Whooping Chickens

Monday, March 20, 2006

All Torted Up

My husband told me some woman has filed a suit against a major beauty company over a face cream. Apparently she had a lab analyze it and they didn’t find any elfin magic. Only normal ingredients. So she sues. How great is that? If she wins, I can sue the Gap because their denim is only ordinary cotton and doesn’t really possess the power to make me look like teeny tiny Sarah Jessica Parker – and isn’t that what they promised me? Isn’t it? Hey, even better – Angelina Jolie is modeling for St. John now – if I buy the dress, does it have something in there that will make me look like her? Or BE her? And if not, if Brad Pitt doesn’t come rushing into my arms, dropping little Maddox in a mad rush to embrace me – how much do I get? A million? Two? Neat!
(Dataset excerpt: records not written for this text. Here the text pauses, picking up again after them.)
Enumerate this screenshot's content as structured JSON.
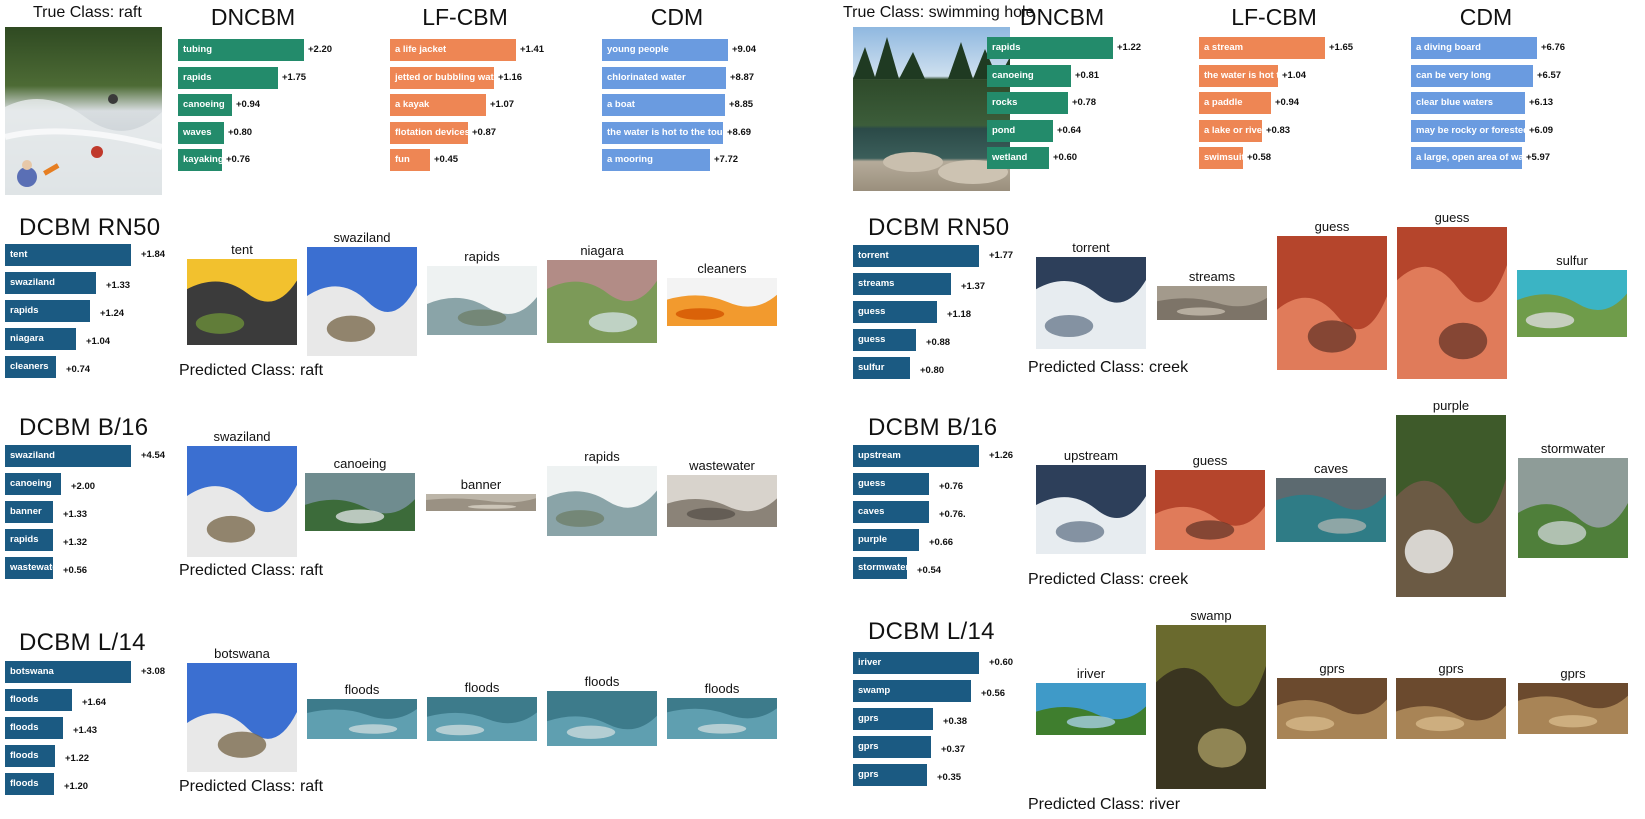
{
  "colors": {
    "dncbm": "#238b6b",
    "lfcbm": "#ee8654",
    "cdm": "#6a9be0",
    "dcbm": "#1b5a82"
  },
  "left": {
    "true_class": "True Class: raft",
    "methods": [
      {
        "title": "DNCBM",
        "bars": [
          {
            "label": "tubing",
            "value": 2.2,
            "text": "+2.20"
          },
          {
            "label": "rapids",
            "value": 1.75,
            "text": "+1.75"
          },
          {
            "label": "canoeing",
            "value": 0.94,
            "text": "+0.94"
          },
          {
            "label": "waves",
            "value": 0.8,
            "text": "+0.80"
          },
          {
            "label": "kayaking",
            "value": 0.76,
            "text": "+0.76"
          }
        ]
      },
      {
        "title": "LF-CBM",
        "bars": [
          {
            "label": "a life jacket",
            "value": 1.41,
            "text": "+1.41"
          },
          {
            "label": "jetted or bubbling water",
            "value": 1.16,
            "text": "+1.16"
          },
          {
            "label": "a kayak",
            "value": 1.07,
            "text": "+1.07"
          },
          {
            "label": "flotation devices",
            "value": 0.87,
            "text": "+0.87"
          },
          {
            "label": "fun",
            "value": 0.45,
            "text": "+0.45"
          }
        ]
      },
      {
        "title": "CDM",
        "bars": [
          {
            "label": "young people",
            "value": 9.04,
            "text": "+9.04"
          },
          {
            "label": "chlorinated water",
            "value": 8.87,
            "text": "+8.87"
          },
          {
            "label": "a boat",
            "value": 8.85,
            "text": "+8.85"
          },
          {
            "label": "the water is hot to the touch",
            "value": 8.69,
            "text": "+8.69"
          },
          {
            "label": "a mooring",
            "value": 7.72,
            "text": "+7.72"
          }
        ]
      }
    ],
    "dcbm": [
      {
        "title": "DCBM RN50",
        "predicted": "Predicted Class: raft",
        "bars": [
          {
            "label": "tent",
            "value": 1.84,
            "text": "+1.84"
          },
          {
            "label": "swaziland",
            "value": 1.33,
            "text": "+1.33"
          },
          {
            "label": "rapids",
            "value": 1.24,
            "text": "+1.24"
          },
          {
            "label": "niagara",
            "value": 1.04,
            "text": "+1.04"
          },
          {
            "label": "cleaners",
            "value": 0.74,
            "text": "+0.74"
          }
        ],
        "images": [
          "tent",
          "swaziland",
          "rapids",
          "niagara",
          "cleaners"
        ]
      },
      {
        "title": "DCBM B/16",
        "predicted": "Predicted Class: raft",
        "bars": [
          {
            "label": "swaziland",
            "value": 4.54,
            "text": "+4.54"
          },
          {
            "label": "canoeing",
            "value": 2.0,
            "text": "+2.00"
          },
          {
            "label": "banner",
            "value": 1.33,
            "text": "+1.33"
          },
          {
            "label": "rapids",
            "value": 1.32,
            "text": "+1.32"
          },
          {
            "label": "wastewater",
            "value": 0.56,
            "text": "+0.56"
          }
        ],
        "images": [
          "swaziland",
          "canoeing",
          "banner",
          "rapids",
          "wastewater"
        ]
      },
      {
        "title": "DCBM L/14",
        "predicted": "Predicted Class: raft",
        "bars": [
          {
            "label": "botswana",
            "value": 3.08,
            "text": "+3.08"
          },
          {
            "label": "floods",
            "value": 1.64,
            "text": "+1.64"
          },
          {
            "label": "floods",
            "value": 1.43,
            "text": "+1.43"
          },
          {
            "label": "floods",
            "value": 1.22,
            "text": "+1.22"
          },
          {
            "label": "floods",
            "value": 1.2,
            "text": "+1.20"
          }
        ],
        "images": [
          "botswana",
          "floods",
          "floods",
          "floods",
          "floods"
        ]
      }
    ]
  },
  "right": {
    "true_class": "True Class: swimming hole",
    "methods": [
      {
        "title": "DNCBM",
        "bars": [
          {
            "label": "rapids",
            "value": 1.22,
            "text": "+1.22"
          },
          {
            "label": "canoeing",
            "value": 0.81,
            "text": "+0.81"
          },
          {
            "label": "rocks",
            "value": 0.78,
            "text": "+0.78"
          },
          {
            "label": "pond",
            "value": 0.64,
            "text": "+0.64"
          },
          {
            "label": "wetland",
            "value": 0.6,
            "text": "+0.60"
          }
        ]
      },
      {
        "title": "LF-CBM",
        "bars": [
          {
            "label": "a stream",
            "value": 1.65,
            "text": "+1.65"
          },
          {
            "label": "the water is hot to",
            "value": 1.04,
            "text": "+1.04"
          },
          {
            "label": "a paddle",
            "value": 0.94,
            "text": "+0.94"
          },
          {
            "label": "a lake or river",
            "value": 0.83,
            "text": "+0.83"
          },
          {
            "label": "swimsuits",
            "value": 0.58,
            "text": "+0.58"
          }
        ]
      },
      {
        "title": "CDM",
        "bars": [
          {
            "label": "a diving board",
            "value": 6.76,
            "text": "+6.76"
          },
          {
            "label": "can be very long",
            "value": 6.57,
            "text": "+6.57"
          },
          {
            "label": "clear blue waters",
            "value": 6.13,
            "text": "+6.13"
          },
          {
            "label": "may be rocky or forested",
            "value": 6.09,
            "text": "+6.09"
          },
          {
            "label": "a large, open area of water",
            "value": 5.97,
            "text": "+5.97"
          }
        ]
      }
    ],
    "dcbm": [
      {
        "title": "DCBM RN50",
        "predicted": "Predicted Class: creek",
        "bars": [
          {
            "label": "torrent",
            "value": 1.77,
            "text": "+1.77"
          },
          {
            "label": "streams",
            "value": 1.37,
            "text": "+1.37"
          },
          {
            "label": "guess",
            "value": 1.18,
            "text": "+1.18"
          },
          {
            "label": "guess",
            "value": 0.88,
            "text": "+0.88"
          },
          {
            "label": "sulfur",
            "value": 0.8,
            "text": "+0.80"
          }
        ],
        "images": [
          "torrent",
          "streams",
          "guess",
          "guess",
          "sulfur"
        ]
      },
      {
        "title": "DCBM B/16",
        "predicted": "Predicted Class: creek",
        "bars": [
          {
            "label": "upstream",
            "value": 1.26,
            "text": "+1.26"
          },
          {
            "label": "guess",
            "value": 0.76,
            "text": "+0.76"
          },
          {
            "label": "caves",
            "value": 0.76,
            "text": "+0.76."
          },
          {
            "label": "purple",
            "value": 0.66,
            "text": "+0.66"
          },
          {
            "label": "stormwater",
            "value": 0.54,
            "text": "+0.54"
          }
        ],
        "images": [
          "upstream",
          "guess",
          "caves",
          "purple",
          "stormwater"
        ]
      },
      {
        "title": "DCBM L/14",
        "predicted": "Predicted Class: river",
        "bars": [
          {
            "label": "iriver",
            "value": 0.6,
            "text": "+0.60"
          },
          {
            "label": "swamp",
            "value": 0.56,
            "text": "+0.56"
          },
          {
            "label": "gprs",
            "value": 0.38,
            "text": "+0.38"
          },
          {
            "label": "gprs",
            "value": 0.37,
            "text": "+0.37"
          },
          {
            "label": "gprs",
            "value": 0.35,
            "text": "+0.35"
          }
        ],
        "images": [
          "iriver",
          "swamp",
          "gprs",
          "gprs",
          "gprs"
        ]
      }
    ]
  }
}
What a cool game we’re playing with our expensive court system. How far can we take it? Can I sue the hospital if my ER doctor doesn’t look like Goren Visijnic? If my doctor doesn’t diagnose me as brilliantly as Dr. House? Why should I settle for boring old reality, however effective it may be, when I can sue my way to a whole new, much more attractive reality? When a judge can make it all real.

Have we had enough of this childishness yet? Have we become so addicted to a supposition of certainty in this world that we become outraged – and litigious – when we find out life is unfair, uncertain, unknowable? When we find out a salesperson – egad! -- exaggerated? Alert the press!
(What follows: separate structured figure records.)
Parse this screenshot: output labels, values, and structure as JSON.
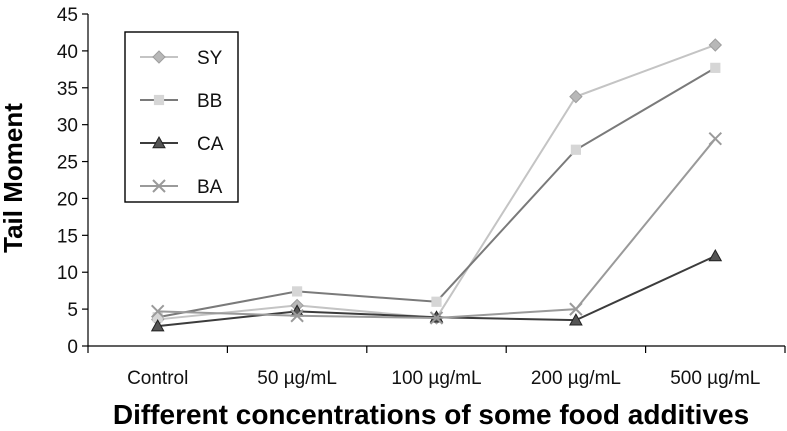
{
  "chart_data": {
    "type": "line",
    "xlabel": "Different concentrations of some food additives",
    "ylabel": "Tail Moment",
    "categories": [
      "Control",
      "50 µg/mL",
      "100 µg/mL",
      "200 µg/mL",
      "500 µg/mL"
    ],
    "ylim": [
      0,
      45
    ],
    "yticks": [
      0,
      5,
      10,
      15,
      20,
      25,
      30,
      35,
      40,
      45
    ],
    "grid": false,
    "legend_position": "top-left",
    "series": [
      {
        "name": "SY",
        "marker": "diamond",
        "line_color": "#c4c4c4",
        "marker_color": "#b8b8b8",
        "values": [
          3.6,
          5.5,
          3.8,
          33.8,
          40.8
        ]
      },
      {
        "name": "BB",
        "marker": "square",
        "line_color": "#7a7a7a",
        "marker_color": "#d6d6d6",
        "values": [
          3.9,
          7.4,
          6.0,
          26.6,
          37.7
        ]
      },
      {
        "name": "CA",
        "marker": "triangle",
        "line_color": "#3c3c3c",
        "marker_color": "#555555",
        "values": [
          2.7,
          4.7,
          3.9,
          3.5,
          12.2
        ]
      },
      {
        "name": "BA",
        "marker": "x",
        "line_color": "#9a9a9a",
        "marker_color": "#9a9a9a",
        "values": [
          4.7,
          4.1,
          3.8,
          5.0,
          28.1
        ]
      }
    ]
  }
}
Only a child thinks the world is predictable and certain – and then, only a child whose parents are silly enough to let them think so, past the age of 10. Everybody else should grow up and pay attention to real problems.

Did the cream work or not? Who knows if she even used it? She just took it to the lab for testing. Maybe if she’d tried it, and felt more attractive in the morning, she wouldn’t have cared what was in it. Sometimes it’s not helpful to pull the wings off butterflies.
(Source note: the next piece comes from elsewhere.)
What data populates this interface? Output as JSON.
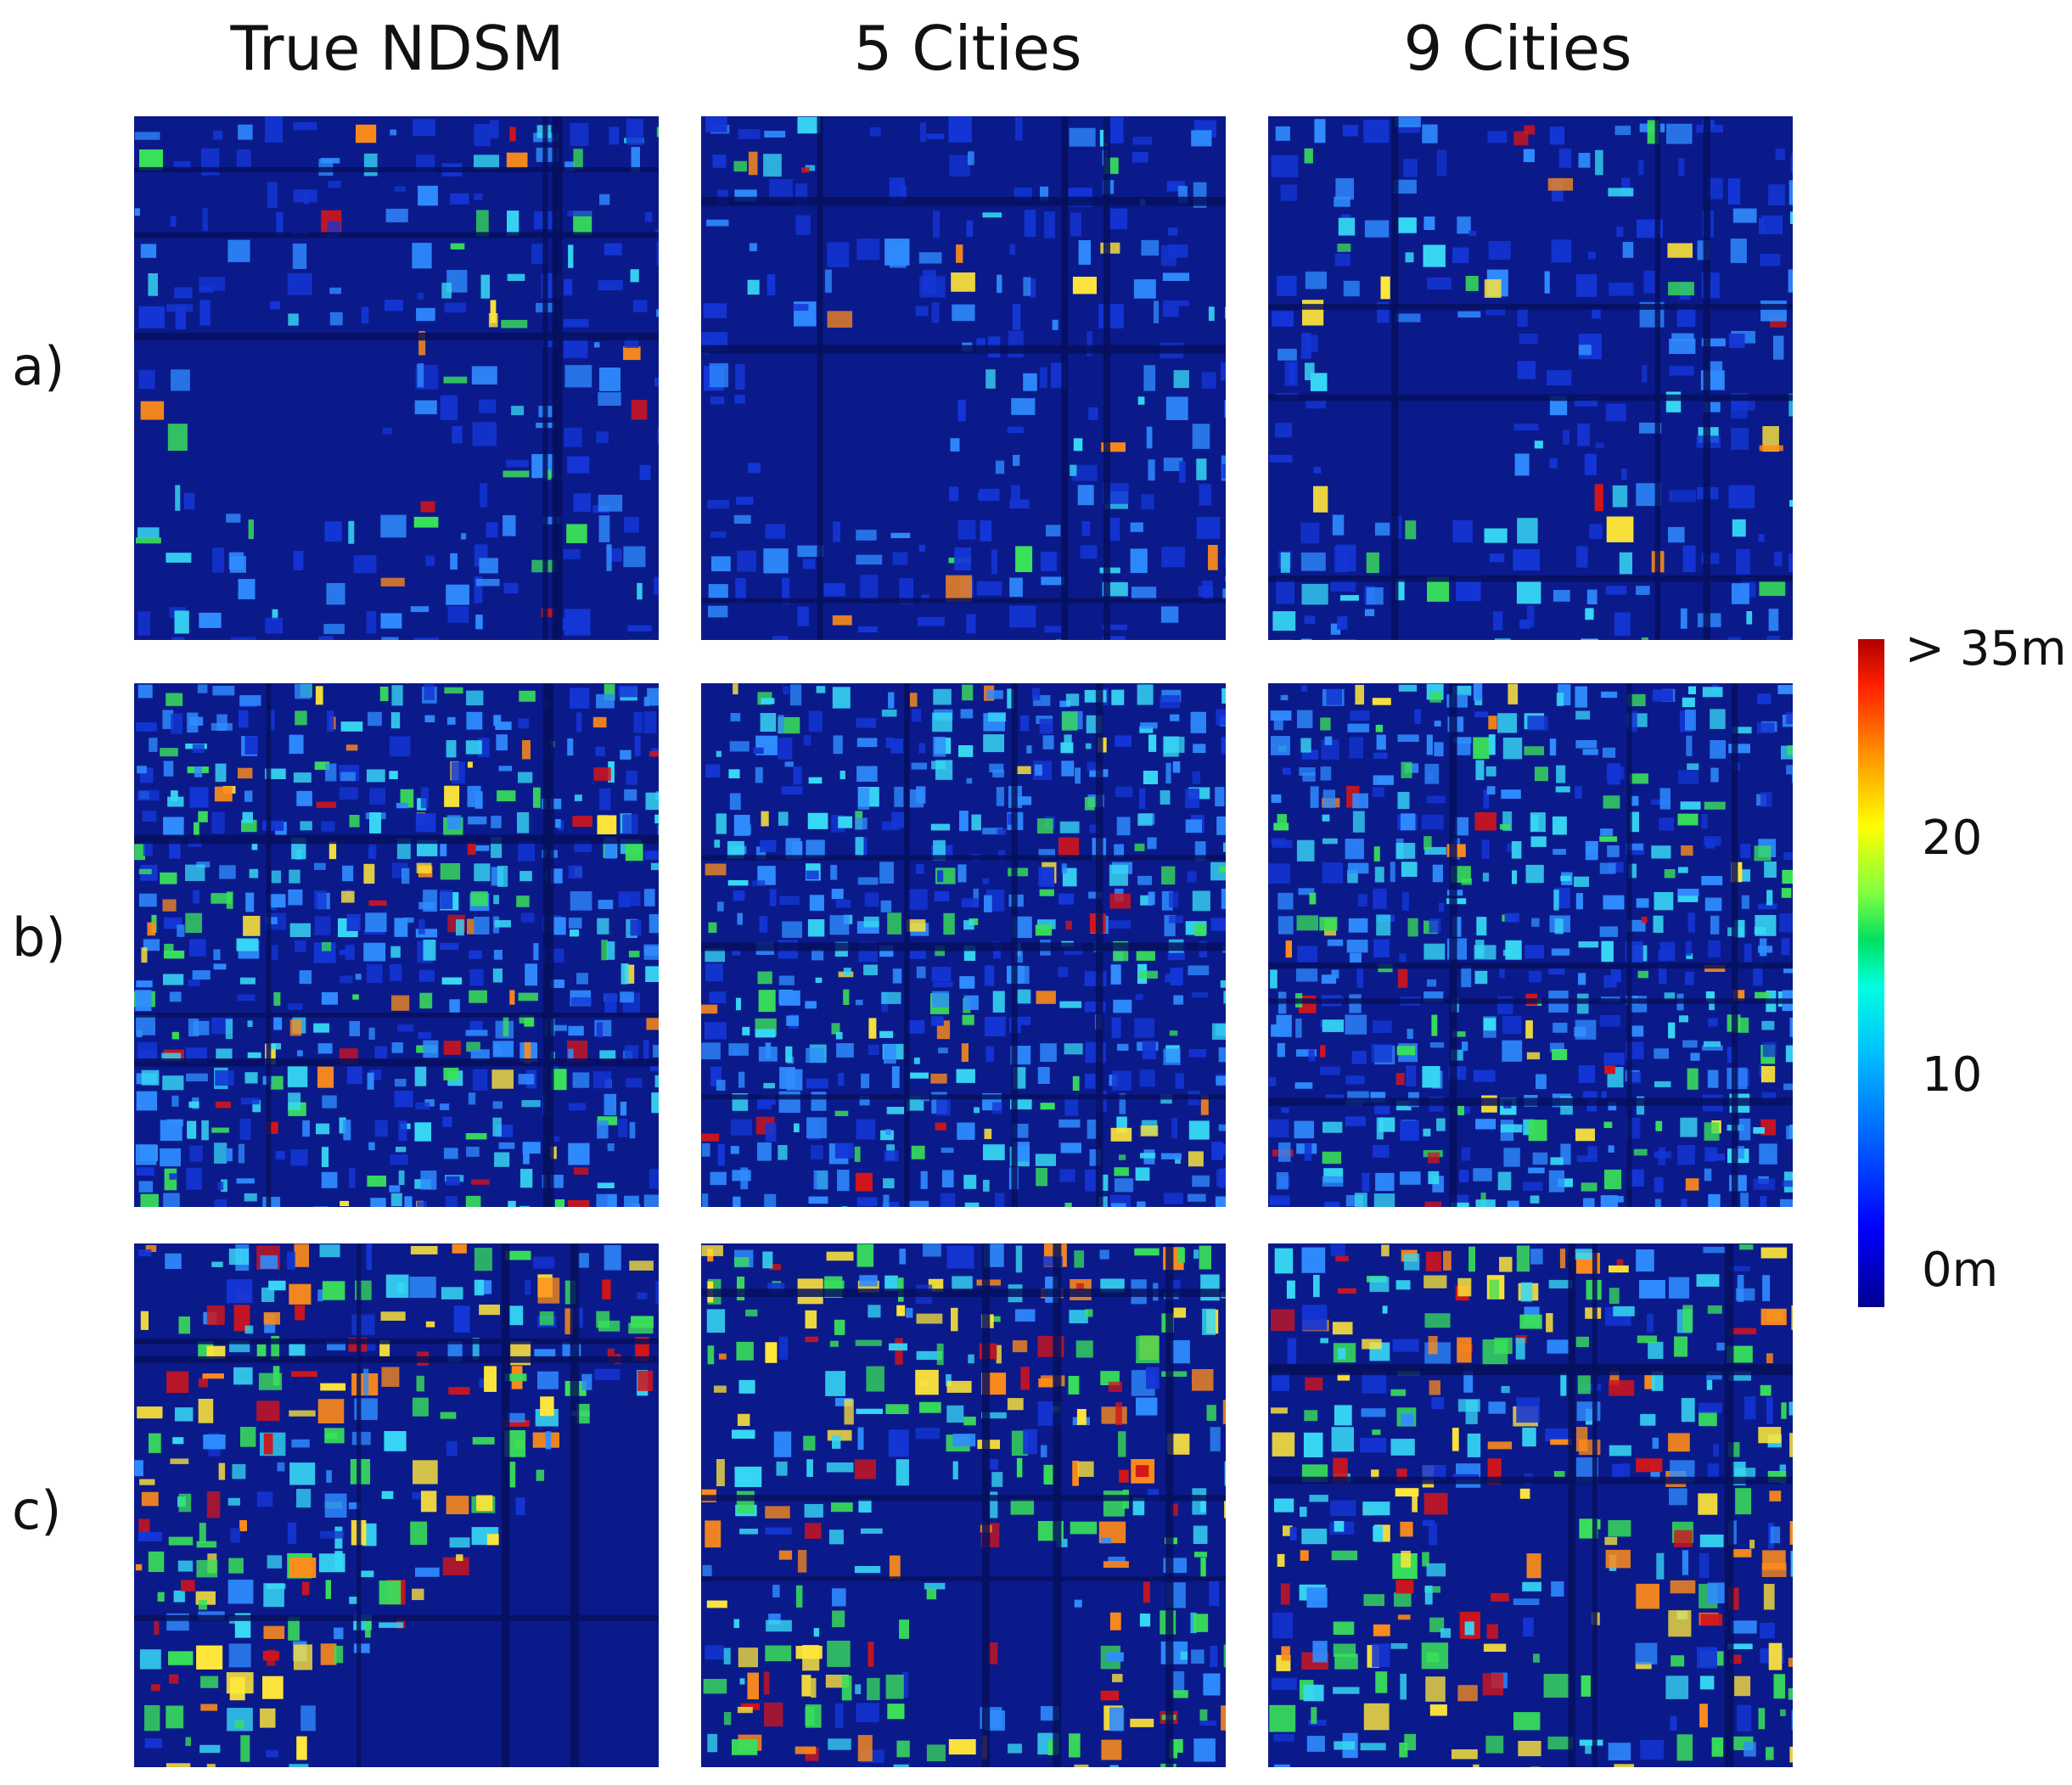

For my part, I like fantasy. I find it very comforting at the end of a tiring, ordinary day. Anticipating the sight of George Clooney every Thursday on ER got me through two post-partum depressions. Tomorrow morning that nice smell in the bottle waiting for me in the shower is the only thing that’s going to get me in there for the 4011th time. And if we can’t enjoy beauty, scent, life – all the silly, lovely, imperfect, impermanent hopes we were born to fall for again and again – we have no one blame but ourselves.
Unless of course, this case sets a legal precedent.